Dolayısıyla, nezdinde vergi incelemesi devam eden mükellefin beyanının re’sen vergi matrahı takdiri için, sırf zamanaşımını kesmek amacıyla, mücerret takdire sevk işlemi 213 sayılı Kanunun 114 üncü maddesinde belirtilen zamanaşımı süresini durdurmaz; 5 yıllık süre geçirildikten sonra … zamanaşımına uğramış bulunan hesap dönemleri için hukuken tarhiyat işlemi yapılamaz. Öte yandan, sadece zamanaşımını durdurmak için inceleme elemanınca önce dosyanın takdir komisyonuna sevk edilmesinin istenilmesi, zamanaşımı süresi dolduktan sonra inceleme raporunun düzenlenmesi ve bu rapordaki miktarın aynısının alınması suretiyle takdir komisyonunca matrah takdir edilmesi halinde, Vergi Usul Kanununun 113 ve 114 üncü maddelerinin hiçbir hükmü kalmayıp, bu maddelerin işlemesi söz konusu olmayacaktır.[10]

Bir başka ifadeyle, vergi incelemesi ve takdir komisyonuna sevk işlemleri birlikte yapılamaz. Çünkü, inceleme elemanının 213 sayılı Vergi Usul Kanununun 30 uncu maddesi uyarınca, tıpkı takdir komisyonu gibi, inceleme raporuyla vergi matrahı takdir yetkisi bulunmaktadır. Vergi matrahı takdiri için, söz konusu yetkinin kullanılması gerekir. Ayrıca, inceleme elemanı tarafından takdir komisyonuna başvurulmasının yasal dayanağı yoktur. Dolayısıyla, vergi incelemesine başlandıktan sonra, vergi matrahı takdiri için takdir komisyonuna başvurularak zamanaşımı süresi uzatılamaz.[11]   Anayasa Mahkemesi tarafından verilen  iptal kararının  gerekçesi  de bu  konuyu  işaret  etmektedir.[12]  213 sayılı VUK md. 114 hükmüne göre  vergi dairesince matrah  takdiri için takdir komisyonuna müracaat  edilmesinin  zamanaşımını  durduracağı  vurgulanmıştır. Ancak, Anayasa Mahkemesi tarafından  verilen  ve  8.1.2010 tarihli  Resmi Gazetede yayınlanan 15.10.2009 gün ve E:2006/95 sayılı karar ile bu  hükmü iptal etmiştir. 

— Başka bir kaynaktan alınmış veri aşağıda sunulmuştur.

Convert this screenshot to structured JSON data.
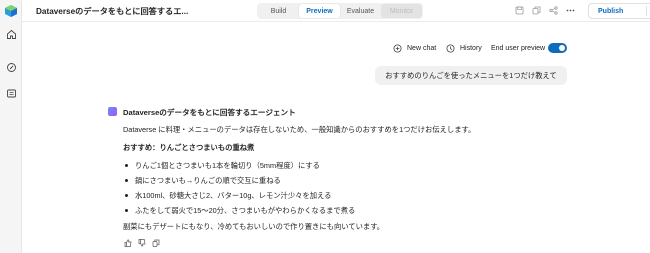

Mükellefler tarafından  kullanılan  defter  kayıt ve belgeler 213 sayılı VUK  md. 253 hükmü gereğince  5 yıl saklanması zorunludur.  Madde hükmüne göre mükellefler  tutmak zorunda oldukları, yevmiye, kebir, envanter ve diğer yasal defterleri ilgili bulundukları yılı izleyen  takvim yılından başlayarak  5 yıl süreyle saklamak  ve  yetkili makamlar tarafından istenildiği takdirde incelemeye  ibraz etmek zorundadırlar. [13]

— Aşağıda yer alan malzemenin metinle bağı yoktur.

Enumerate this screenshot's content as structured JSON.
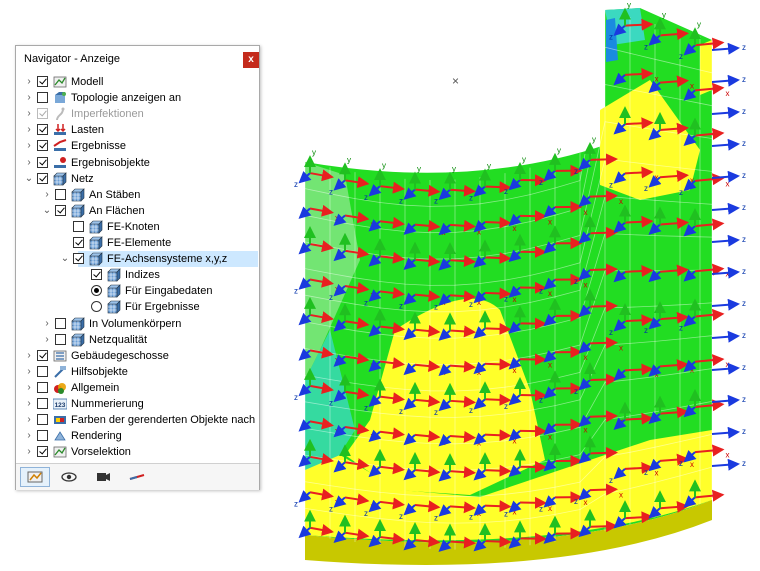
{
  "navigator": {
    "title": "Navigator - Anzeige",
    "close_label": "x",
    "tree": [
      {
        "label": "Modell",
        "depth": 0,
        "expander": "collapsed",
        "control": "checkbox",
        "checked": true,
        "disabled": false,
        "icon": "model-icon"
      },
      {
        "label": "Topologie anzeigen an",
        "depth": 0,
        "expander": "collapsed",
        "control": "checkbox",
        "checked": false,
        "disabled": false,
        "icon": "topology-icon"
      },
      {
        "label": "Imperfektionen",
        "depth": 0,
        "expander": "collapsed",
        "control": "checkbox",
        "checked": true,
        "disabled": true,
        "icon": "imperfection-icon"
      },
      {
        "label": "Lasten",
        "depth": 0,
        "expander": "collapsed",
        "control": "checkbox",
        "checked": true,
        "disabled": false,
        "icon": "load-icon"
      },
      {
        "label": "Ergebnisse",
        "depth": 0,
        "expander": "collapsed",
        "control": "checkbox",
        "checked": true,
        "disabled": false,
        "icon": "results-icon"
      },
      {
        "label": "Ergebnisobjekte",
        "depth": 0,
        "expander": "collapsed",
        "control": "checkbox",
        "checked": true,
        "disabled": false,
        "icon": "result-objects-icon"
      },
      {
        "label": "Netz",
        "depth": 0,
        "expander": "expanded",
        "control": "checkbox",
        "checked": true,
        "disabled": false,
        "icon": "mesh-icon"
      },
      {
        "label": "An Stäben",
        "depth": 1,
        "expander": "collapsed",
        "control": "checkbox",
        "checked": false,
        "disabled": false,
        "icon": "mesh-icon"
      },
      {
        "label": "An Flächen",
        "depth": 1,
        "expander": "expanded",
        "control": "checkbox",
        "checked": true,
        "disabled": false,
        "icon": "mesh-icon"
      },
      {
        "label": "FE-Knoten",
        "depth": 2,
        "expander": "none",
        "control": "checkbox",
        "checked": false,
        "disabled": false,
        "icon": "mesh-icon"
      },
      {
        "label": "FE-Elemente",
        "depth": 2,
        "expander": "none",
        "control": "checkbox",
        "checked": true,
        "disabled": false,
        "icon": "mesh-icon"
      },
      {
        "label": "FE-Achsensysteme x,y,z",
        "depth": 2,
        "expander": "expanded",
        "control": "checkbox",
        "checked": true,
        "disabled": false,
        "icon": "mesh-icon",
        "selected": true
      },
      {
        "label": "Indizes",
        "depth": 3,
        "expander": "none",
        "control": "checkbox",
        "checked": true,
        "disabled": false,
        "icon": "mesh-icon"
      },
      {
        "label": "Für Eingabedaten",
        "depth": 3,
        "expander": "none",
        "control": "radio",
        "checked": true,
        "disabled": false,
        "icon": "mesh-icon"
      },
      {
        "label": "Für Ergebnisse",
        "depth": 3,
        "expander": "none",
        "control": "radio",
        "checked": false,
        "disabled": false,
        "icon": "mesh-icon"
      },
      {
        "label": "In Volumenkörpern",
        "depth": 1,
        "expander": "collapsed",
        "control": "checkbox",
        "checked": false,
        "disabled": false,
        "icon": "mesh-icon"
      },
      {
        "label": "Netzqualität",
        "depth": 1,
        "expander": "collapsed",
        "control": "checkbox",
        "checked": false,
        "disabled": false,
        "icon": "mesh-icon"
      },
      {
        "label": "Gebäudegeschosse",
        "depth": 0,
        "expander": "collapsed",
        "control": "checkbox",
        "checked": true,
        "disabled": false,
        "icon": "floors-icon"
      },
      {
        "label": "Hilfsobjekte",
        "depth": 0,
        "expander": "collapsed",
        "control": "checkbox",
        "checked": false,
        "disabled": false,
        "icon": "guide-objects-icon"
      },
      {
        "label": "Allgemein",
        "depth": 0,
        "expander": "collapsed",
        "control": "checkbox",
        "checked": false,
        "disabled": false,
        "icon": "general-icon"
      },
      {
        "label": "Nummerierung",
        "depth": 0,
        "expander": "collapsed",
        "control": "checkbox",
        "checked": false,
        "disabled": false,
        "icon": "numbering-icon",
        "icon_text": "123"
      },
      {
        "label": "Farben der gerenderten Objekte nach",
        "depth": 0,
        "expander": "collapsed",
        "control": "checkbox",
        "checked": false,
        "disabled": false,
        "icon": "colors-icon"
      },
      {
        "label": "Rendering",
        "depth": 0,
        "expander": "collapsed",
        "control": "checkbox",
        "checked": false,
        "disabled": false,
        "icon": "rendering-icon"
      },
      {
        "label": "Vorselektion",
        "depth": 0,
        "expander": "collapsed",
        "control": "checkbox",
        "checked": true,
        "disabled": false,
        "icon": "preselection-icon"
      }
    ],
    "footer_tabs": [
      {
        "name": "data-tab-icon",
        "active": true
      },
      {
        "name": "view-tab-icon",
        "active": false
      },
      {
        "name": "camera-tab-icon",
        "active": false
      },
      {
        "name": "results-tab-icon",
        "active": false
      }
    ]
  },
  "viewport": {
    "axis_labels": {
      "x": "x",
      "y": "y",
      "z": "z"
    },
    "colors": {
      "green": "#22dd22",
      "yellow": "#ffff2a",
      "base": "#c8c800",
      "x_axis": "#e82020",
      "y_axis": "#20c020",
      "z_axis": "#1a3adf",
      "label_x": "#cc0000",
      "label_y": "#008800",
      "label_z": "#0030aa"
    }
  }
}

Vergi Usul Kanununun 253 üncü maddesine göre; defter ve belgelerin ilgili bulundukları yılı takip eden takvim yılından başlayarak beş yıl süre ile muhafaza edilmesi; aynı Kanunun ibraz mecburiyetini düzenleyen 256. maddesine göre de; bu defter ve belgelerin muhafaza süresi içerisinde yetkili makam ve memurların talebi üzerine ibraz ve inceleme için arz edilmesi zorunluluğu bulunmaktadır.

Uygulamada, zamanaşımı süresini, hukuka aykırı şekilde, uzatmak için vergi incelemesi devam ederken, vergi matrahı takdiri için takdir komisyonuna başvurulmakta ve müteakiben düzenlenen vergi inceleme raporlarında, takdir olunan vergi matrahı için çoğunlukla muhafaza ve ibraz süresi geçmiş bulunan defter ve belgeler dayanak gösterilmektedir.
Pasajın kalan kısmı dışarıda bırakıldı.